Artigo: Algumas distinções entre admiração e curiosidade
Para São Tomás, a curiosidade tem por objetivo satisfazer o corpo e de modo especial o apetite da vista. Citando Santo Agostinho, ele afirma que: “Et vocatur concupiscentia oculorum, quia oculi sunt ad cognoscendum in sensibus principales, unde omnia sensibilia videri dicuntur”.
Quando o homem está dominado por este sentimento, não há propriamente um progresso no ver, mas apenas um aumento quantitativo da visão. Enquanto o curioso é aquele que mais vê, o admirativo é aquele que mais pensa no que viu. Uma das características da admiração está no fato de dar ao homem a capacidade de sempre encontrar algo de novo naquilo que é aparentemente comum e quotidiano.
Quanto à curiosidade, esta parece mitigar o natural desejo de conhecer para substituí-lo pelo apetite de procurar somente aquilo que provoca prazer. Este movimento é descontínuo e nele não há concatenação nem desejo de inquirir sobre o futuro.
Uma vez que viu o objeto que lhe despertou atenção, o curioso não se preocupa em tirar daí as consequências oriundas deste movimento. Não se interessa em fazer com que o ato ver se converta em saber.

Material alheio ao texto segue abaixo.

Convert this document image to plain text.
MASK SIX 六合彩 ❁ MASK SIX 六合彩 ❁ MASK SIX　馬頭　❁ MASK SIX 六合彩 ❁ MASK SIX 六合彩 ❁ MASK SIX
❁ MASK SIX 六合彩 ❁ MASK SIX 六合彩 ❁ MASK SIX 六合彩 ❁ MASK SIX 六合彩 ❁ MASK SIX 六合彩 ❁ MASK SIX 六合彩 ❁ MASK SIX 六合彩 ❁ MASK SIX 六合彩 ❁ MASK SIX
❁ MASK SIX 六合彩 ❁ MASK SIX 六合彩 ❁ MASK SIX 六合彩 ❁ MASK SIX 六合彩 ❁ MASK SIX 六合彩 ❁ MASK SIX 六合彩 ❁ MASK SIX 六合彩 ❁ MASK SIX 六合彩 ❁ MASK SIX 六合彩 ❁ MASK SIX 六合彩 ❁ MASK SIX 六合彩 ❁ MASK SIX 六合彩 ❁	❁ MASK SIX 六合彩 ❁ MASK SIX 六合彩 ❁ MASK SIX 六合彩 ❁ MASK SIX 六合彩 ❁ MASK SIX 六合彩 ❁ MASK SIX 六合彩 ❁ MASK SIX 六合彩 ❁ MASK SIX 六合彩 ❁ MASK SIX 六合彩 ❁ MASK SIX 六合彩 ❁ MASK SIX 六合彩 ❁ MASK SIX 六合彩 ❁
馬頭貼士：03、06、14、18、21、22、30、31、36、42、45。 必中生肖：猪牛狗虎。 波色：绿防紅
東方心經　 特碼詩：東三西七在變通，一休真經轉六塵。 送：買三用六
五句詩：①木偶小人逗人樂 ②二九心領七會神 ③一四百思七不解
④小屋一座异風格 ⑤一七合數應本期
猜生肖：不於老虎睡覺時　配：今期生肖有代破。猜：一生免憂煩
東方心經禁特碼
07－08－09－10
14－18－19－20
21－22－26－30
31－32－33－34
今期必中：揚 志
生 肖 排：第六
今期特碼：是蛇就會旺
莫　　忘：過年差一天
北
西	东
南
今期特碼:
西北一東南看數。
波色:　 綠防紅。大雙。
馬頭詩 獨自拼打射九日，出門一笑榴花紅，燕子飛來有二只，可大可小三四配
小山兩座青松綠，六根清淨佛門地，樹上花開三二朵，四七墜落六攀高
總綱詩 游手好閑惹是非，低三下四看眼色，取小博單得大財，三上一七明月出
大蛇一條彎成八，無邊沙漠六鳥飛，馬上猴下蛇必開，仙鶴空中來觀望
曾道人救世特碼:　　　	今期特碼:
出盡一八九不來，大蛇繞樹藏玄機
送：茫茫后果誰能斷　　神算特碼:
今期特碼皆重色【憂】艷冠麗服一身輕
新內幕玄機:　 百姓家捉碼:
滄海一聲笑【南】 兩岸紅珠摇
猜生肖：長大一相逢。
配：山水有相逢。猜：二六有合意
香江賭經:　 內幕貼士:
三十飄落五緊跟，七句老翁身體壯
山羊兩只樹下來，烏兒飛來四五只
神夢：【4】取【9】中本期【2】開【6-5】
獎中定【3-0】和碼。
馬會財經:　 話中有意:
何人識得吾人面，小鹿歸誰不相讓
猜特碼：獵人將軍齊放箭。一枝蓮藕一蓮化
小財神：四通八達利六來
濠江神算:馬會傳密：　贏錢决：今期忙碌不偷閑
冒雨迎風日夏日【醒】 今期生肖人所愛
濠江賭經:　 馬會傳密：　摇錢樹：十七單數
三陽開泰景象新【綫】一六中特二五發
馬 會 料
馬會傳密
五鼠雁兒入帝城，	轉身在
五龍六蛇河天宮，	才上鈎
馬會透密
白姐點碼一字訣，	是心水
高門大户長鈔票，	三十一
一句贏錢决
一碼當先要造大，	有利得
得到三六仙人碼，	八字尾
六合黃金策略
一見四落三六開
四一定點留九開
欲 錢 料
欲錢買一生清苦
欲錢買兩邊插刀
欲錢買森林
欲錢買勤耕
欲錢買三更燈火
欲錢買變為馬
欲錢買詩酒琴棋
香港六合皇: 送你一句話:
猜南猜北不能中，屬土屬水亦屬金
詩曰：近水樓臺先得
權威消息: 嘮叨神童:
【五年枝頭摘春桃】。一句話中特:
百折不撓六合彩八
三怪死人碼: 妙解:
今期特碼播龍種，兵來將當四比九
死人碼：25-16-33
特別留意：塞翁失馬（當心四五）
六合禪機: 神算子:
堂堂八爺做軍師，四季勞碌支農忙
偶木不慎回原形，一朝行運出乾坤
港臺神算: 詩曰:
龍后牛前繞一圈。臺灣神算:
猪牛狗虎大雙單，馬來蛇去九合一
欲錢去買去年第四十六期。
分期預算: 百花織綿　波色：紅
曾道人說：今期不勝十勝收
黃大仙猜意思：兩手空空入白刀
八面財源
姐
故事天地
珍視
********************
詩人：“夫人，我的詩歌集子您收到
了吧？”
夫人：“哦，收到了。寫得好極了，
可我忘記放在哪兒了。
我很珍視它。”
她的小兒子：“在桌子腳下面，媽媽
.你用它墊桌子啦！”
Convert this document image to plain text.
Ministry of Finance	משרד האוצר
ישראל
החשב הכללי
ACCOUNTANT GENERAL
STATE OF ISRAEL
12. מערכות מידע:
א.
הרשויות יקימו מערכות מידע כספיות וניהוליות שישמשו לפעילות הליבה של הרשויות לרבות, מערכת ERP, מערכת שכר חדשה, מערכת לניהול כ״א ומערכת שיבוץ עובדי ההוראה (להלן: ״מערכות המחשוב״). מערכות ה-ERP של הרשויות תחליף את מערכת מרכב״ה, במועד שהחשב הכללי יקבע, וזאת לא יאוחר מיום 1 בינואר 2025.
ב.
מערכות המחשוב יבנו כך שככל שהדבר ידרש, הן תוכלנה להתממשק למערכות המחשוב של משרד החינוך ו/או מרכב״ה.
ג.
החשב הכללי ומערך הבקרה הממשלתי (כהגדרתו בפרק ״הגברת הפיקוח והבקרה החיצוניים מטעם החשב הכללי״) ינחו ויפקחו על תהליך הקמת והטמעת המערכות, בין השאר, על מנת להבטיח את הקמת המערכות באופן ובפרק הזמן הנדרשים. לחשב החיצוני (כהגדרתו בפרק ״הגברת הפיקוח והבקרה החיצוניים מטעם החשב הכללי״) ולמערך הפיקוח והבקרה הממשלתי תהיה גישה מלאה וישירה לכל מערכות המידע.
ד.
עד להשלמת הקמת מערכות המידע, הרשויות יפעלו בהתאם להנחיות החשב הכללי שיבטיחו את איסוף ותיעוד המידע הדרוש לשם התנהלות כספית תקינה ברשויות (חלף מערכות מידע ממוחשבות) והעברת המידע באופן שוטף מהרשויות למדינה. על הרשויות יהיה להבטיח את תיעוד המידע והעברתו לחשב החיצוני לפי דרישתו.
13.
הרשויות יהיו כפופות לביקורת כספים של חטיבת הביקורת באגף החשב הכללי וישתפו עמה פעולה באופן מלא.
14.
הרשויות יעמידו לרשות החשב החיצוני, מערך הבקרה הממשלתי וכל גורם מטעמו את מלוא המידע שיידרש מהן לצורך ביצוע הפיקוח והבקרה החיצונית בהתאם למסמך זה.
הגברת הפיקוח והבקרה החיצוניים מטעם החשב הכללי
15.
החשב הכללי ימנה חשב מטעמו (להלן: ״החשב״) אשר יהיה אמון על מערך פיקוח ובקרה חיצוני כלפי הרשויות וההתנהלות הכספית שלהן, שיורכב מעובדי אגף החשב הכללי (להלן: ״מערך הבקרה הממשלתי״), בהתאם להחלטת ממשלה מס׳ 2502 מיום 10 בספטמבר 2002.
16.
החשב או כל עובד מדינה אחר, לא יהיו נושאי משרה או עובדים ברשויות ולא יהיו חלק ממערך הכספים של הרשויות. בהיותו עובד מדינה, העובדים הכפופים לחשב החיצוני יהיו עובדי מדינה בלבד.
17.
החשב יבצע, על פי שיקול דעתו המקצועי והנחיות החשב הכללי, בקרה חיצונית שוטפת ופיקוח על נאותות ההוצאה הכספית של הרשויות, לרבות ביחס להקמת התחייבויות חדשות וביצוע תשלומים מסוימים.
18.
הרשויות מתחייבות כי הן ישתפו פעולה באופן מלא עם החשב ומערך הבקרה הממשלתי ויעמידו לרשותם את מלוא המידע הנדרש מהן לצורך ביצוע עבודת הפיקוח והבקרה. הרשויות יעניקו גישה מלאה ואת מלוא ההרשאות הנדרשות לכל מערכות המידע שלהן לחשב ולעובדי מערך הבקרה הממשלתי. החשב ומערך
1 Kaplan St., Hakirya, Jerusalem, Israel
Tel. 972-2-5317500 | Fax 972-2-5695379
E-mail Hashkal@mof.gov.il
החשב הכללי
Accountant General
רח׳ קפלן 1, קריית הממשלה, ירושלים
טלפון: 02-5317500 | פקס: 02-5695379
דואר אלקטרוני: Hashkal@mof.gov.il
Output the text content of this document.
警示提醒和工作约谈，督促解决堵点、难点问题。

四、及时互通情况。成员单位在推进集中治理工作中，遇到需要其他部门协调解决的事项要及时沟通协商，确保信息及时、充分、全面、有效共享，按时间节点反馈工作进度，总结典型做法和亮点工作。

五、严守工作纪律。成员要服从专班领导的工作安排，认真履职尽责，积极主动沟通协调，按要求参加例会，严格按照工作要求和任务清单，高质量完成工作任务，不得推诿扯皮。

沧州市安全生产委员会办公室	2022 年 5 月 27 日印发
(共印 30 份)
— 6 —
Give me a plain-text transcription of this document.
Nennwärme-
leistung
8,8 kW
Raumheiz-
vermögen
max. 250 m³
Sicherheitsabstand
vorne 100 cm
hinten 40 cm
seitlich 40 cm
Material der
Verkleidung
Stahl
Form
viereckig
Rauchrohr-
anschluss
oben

Na doutrina tomista, quando o vício capital da acídia se refere ao conhecimento, ele pode também ser considerado como curiosidade. Alguns dos seus efeitos são a inquietação interior, a inconstância de decisão e a volubilidade do caráter. Se afeta o modo de falar chama-se verbosidade. Quando pertence ao corpo denomina-se inquietude corporal.
São Tomás também liga a curiosidade com a ‘evagationem mentis’. Esta última é entendida como a dissipação do espírito que se espraia na exterioridade. A inteligência derrama-se sem cessar no mundo exterior à procura daquilo que é “novo e insólito”. O curioso, a cada momento deseja coisas novas e desconhecidas, mas “nunca o novo no mesmo, o novo no sempre, a serena e progressiva penetração na substância do antigo” .
O curioso deseja “sair da torre do espírito e derramar-se no variado”. Seu olhar vagueia por todos os lugares sem nunca adotar uma direção determinada . Ele nunca está satisfeito com o que tem e nem mesmo sabe o que procura. É então que se dá a troca do “desiderium sciendi” que é, segundo São Tomás o fundamento da admiração, para substituí-lo pelo narcótico alienante da curiosidade que tudo quer ver e sentir.
Outro efeito da má curiosidade consiste na confusão mental. Esta provoca no homem uma profunda crise de dispersão e de pulverização do saber. Na alma do curioso, as ideias não apresentam mais entre si aquele traço de unidade lógica. Como não hierarquiza conceitos, seus pensamentos percorrem sempre num plano horizontal. A consequência disto é que o curioso acaba por dispersar-se na multiplicidade do existente, pois em sua alma todas as coisas adquirem um mesmo valor.
Por outro lado, a admiração dá ao homem esta possibilidade de hierarquizar o saber. Quem admira, fixa seus olhos no ser que admirou. E, quando uma vez se encontra distante dele, procura pensar nas razões que o levaram a considerar aquilo como maravilhoso e extraordinário. É por esta razão que o olhar admirativo quando retorna ao objeto contemplado, percebe que este se tornou acrescido, tornou-se enriquecido por esta visão oriunda da admiração.